The Meiji period buildings are massive and vary enormously in their design and construction—though all influenced by Western style. It’s hard to speak generally about them since they do vary so much. The simplest is a high school, a simple wood structure that could claim to come from 19th century U.S.; the most elaborate is the entrance and lobby of the Frank Lloyd Wright-designed Tokyo Imperial Hotel. Great bridges and the huge Kitasato Institute for medical research reflect the reference for engineering and science held by Meiji leaders.
A foreigner's western style house with Japanese style servants' quarters behind.

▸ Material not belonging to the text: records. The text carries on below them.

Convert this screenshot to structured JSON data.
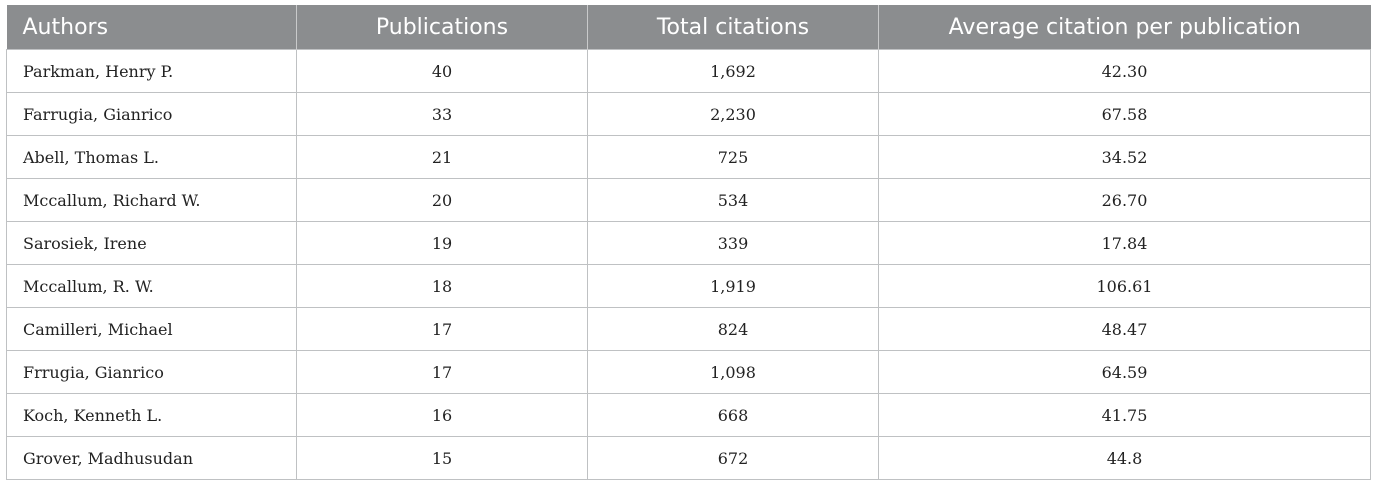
{
  "table": {
    "headers": [
      "Authors",
      "Publications",
      "Total citations",
      "Average citation per publication"
    ],
    "rows": [
      [
        "Parkman, Henry P.",
        "40",
        "1,692",
        "42.30"
      ],
      [
        "Farrugia, Gianrico",
        "33",
        "2,230",
        "67.58"
      ],
      [
        "Abell, Thomas L.",
        "21",
        "725",
        "34.52"
      ],
      [
        "Mccallum, Richard W.",
        "20",
        "534",
        "26.70"
      ],
      [
        "Sarosiek, Irene",
        "19",
        "339",
        "17.84"
      ],
      [
        "Mccallum, R. W.",
        "18",
        "1,919",
        "106.61"
      ],
      [
        "Camilleri, Michael",
        "17",
        "824",
        "48.47"
      ],
      [
        "Frrugia, Gianrico",
        "17",
        "1,098",
        "64.59"
      ],
      [
        "Koch, Kenneth L.",
        "16",
        "668",
        "41.75"
      ],
      [
        "Grover, Madhusudan",
        "15",
        "672",
        "44.8"
      ]
    ]
  }
}
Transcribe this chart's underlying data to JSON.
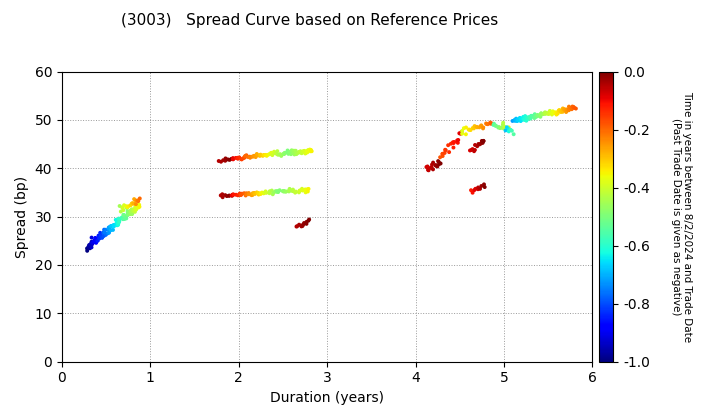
{
  "title": "(3003)   Spread Curve based on Reference Prices",
  "xlabel": "Duration (years)",
  "ylabel": "Spread (bp)",
  "colorbar_label": "Time in years between 8/2/2024 and Trade Date\n(Past Trade Date is given as negative)",
  "xlim": [
    0,
    6
  ],
  "ylim": [
    0,
    60
  ],
  "xticks": [
    0,
    1,
    2,
    3,
    4,
    5,
    6
  ],
  "yticks": [
    0,
    10,
    20,
    30,
    40,
    50,
    60
  ],
  "cmap": "jet",
  "vmin": -1.0,
  "vmax": 0.0,
  "colorbar_ticks": [
    0.0,
    -0.2,
    -0.4,
    -0.6,
    -0.8,
    -1.0
  ],
  "background_color": "white",
  "marker_size": 8
}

Hida-no-Sato, the rural life village is so different from anything else we’ve seen that it qualifies as unique. No tiled roofs with fancy ridge trim. No gracious verandas or soft tatami floors. Steep and thick thatched roofs tied down to prevent cold winter winds from tearing the house open. Gigantic, closely spaced rafters tied together with cord support meters of accumulated snow. Wood plank floors with large square fire pits in the middle of the room. Trees felled and planked by hand, then pulled on sledges, for building and firewood. It was a hard, hard life!
Roof construction shown from outside (above) and inside (below)
Both places are well conceived and produced. At Meiji-Mura, one can participate in historical leisure pursuits by riding an old tricycle with enormous front wheel or walking on stilts. At Hida-no-Sato, wood carvers and straw sandal makers work under the fascinated gaze of tourists. Both are laid out on hillsides, arranged as real villages. And of course…each has a saké brewery.